Turn Off That Idiot Box!

by La Shawn on 11.02.05

in Education

TVDespite the apparently set-in-stone achievement gap between black and white students, a little common sense at home can go a long way.

A few years ago, NAACP president Kweisi Mfume insisted that there should be more blacks on TV. Too few colored folks on the idiot box hurts black kids’ self-esteem.

Reasonable people, myself included, thought the man was out of his mind. Children of all colors should be watching less or no TV, not more, especially when a persisting achievement gap leaves black kids, on average, four years behind their white peers by the time they graduate from high school.

Except for the liberal use of the term “African-American,” Derrick Z. Jackson’s latest column is very important for several reasons. First, he’s a black liberal, and other liberals are more willing to listen to him than to someone like me. Second, he suggests that blacks organize marches for something worthwhile, like education, instead of the usual tripe that gets national coverage, like the “Millions More” movement, led by a man who should seriously consider therapy. (The therapy part is my idea). Third, he lays out the numbers:

According to Nielsen Media Research, the television is on in the typical African-American home 11 hours, 10 minutes a day, compared with 7:34 in white homes. Nielsen translates that to 79 hours a week of TV in black homes compared with 52 hours a week of TV in white homes.

On average, black children watch nearly two hours more television a day than white students, which translates to 14 more hours a week that black students could be reading or doing homework. In addition, different studies indicate that the percentage of black children who watch six or more hours of television a day, about 40 percent, is as much as triple that of white children. Virtually every study concludes that when you watch that much television, you will be a poor student in every subject.

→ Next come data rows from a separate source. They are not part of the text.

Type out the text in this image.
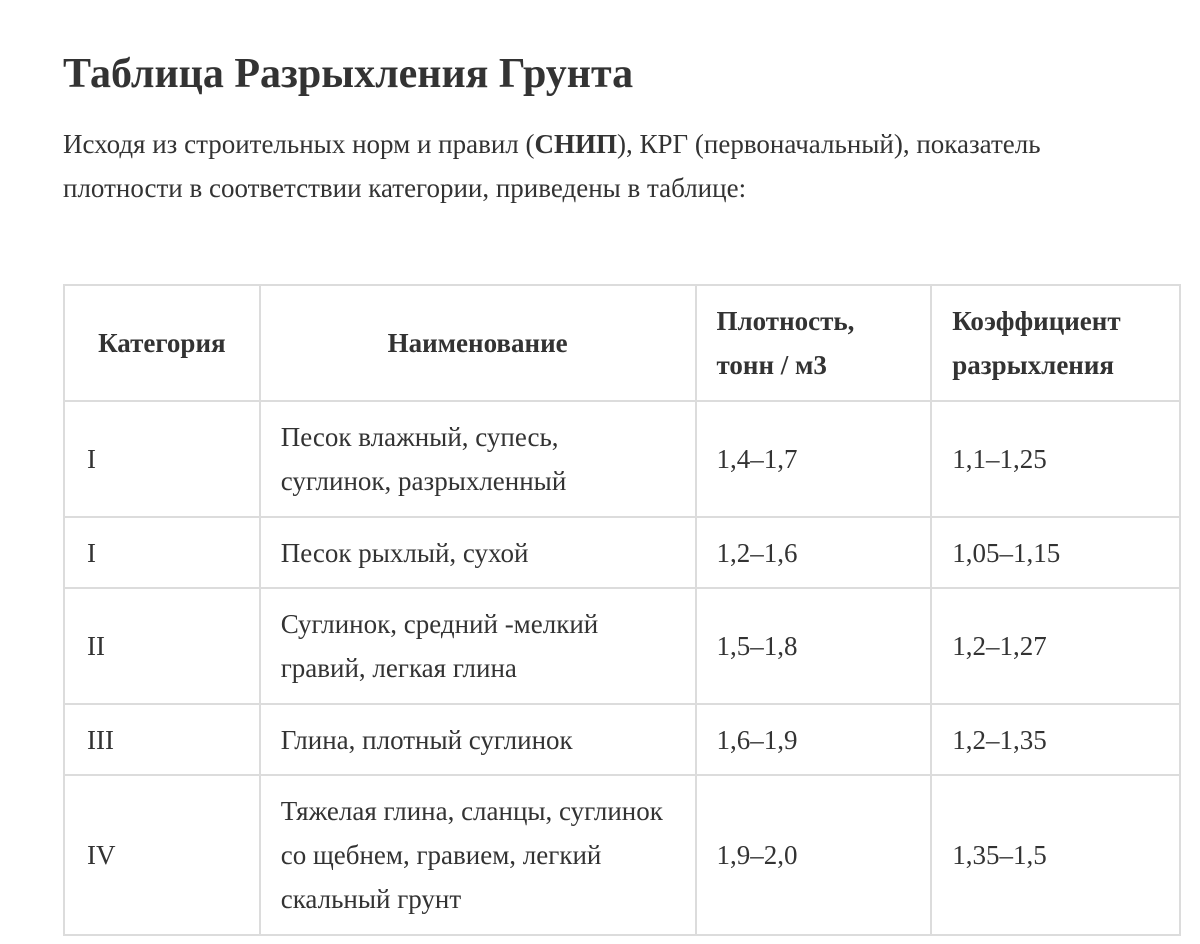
Таблица Разрыхления Грунта

Исходя из строительных норм и правил (СНИП), КРГ (первоначальный), показатель плотности в соответствии категории, приведены в таблице:

Категория	Наименование	Плотность, тонн / м3	Коэффициент разрыхления
I	Песок влажный, супесь, суглинок, разрыхленный	1,4–1,7	1,1–1,25
I	Песок рыхлый, сухой	1,2–1,6	1,05–1,15
II	Суглинок, средний -мелкий гравий, легкая глина	1,5–1,8	1,2–1,27
III	Глина, плотный суглинок	1,6–1,9	1,2–1,35
IV	Тяжелая глина, сланцы, суглинок со щебнем, гравием, легкий скальный грунт	1,9–2,0	1,35–1,5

Much has been and will continue to be written about why black children lag behind their peers academically. Is the “acting white” syndrome to blame? Perhaps it’s family structure, or rather the lack of family structure. While too many people prefer to blame government for their ills, most of our troubles begin at home.

Stephan and Abigail Thernstrom have done tons of research on the academic achievement gap. Their No Excuses program has boasted positive results. In their book by the same name, they tackle controversial issues head on. The Thernstroms say that lack of discipline in the home is a big culprit. Children from low-income/inner-city homes lack it in a greater amount than other children.

Fortunately, being from a low-income home doesn’t necessarily mean a child will perform worse than other students. The problem I see is in our perception of “poor.” For the last forty years, thanks to socialist government programs, inner-city welfare dependents are what we think of when we hear the word “poor.” But that wasn’t always the case. There are hard-working poor people, but by definition, a welfare-dependent person is not “hard-working.”

I believe welfare dependency is inherently undignified; that’s not to say a particular individual on welfare lacks dignity. But a life lived on government “income” robs people of the will to achieve, to work hard, and to create rather than take. No one will ever convince me otherwise. I know people on welfare, and I’ve perceived it with my own eyes and ears and heard it from others.

Back to education. I’d wager that most black kids with low academic achievement are “low-income,” and the nature of that income is a government subsidy. If black kids are disproportionately without a solid family structure, I’m certain education is one of the least important issues in such households, generally speaking.

Back to Jackson. Read his column. Send it to your friends. Turn off the idiot box and stock your homes with books. For your children’s sake.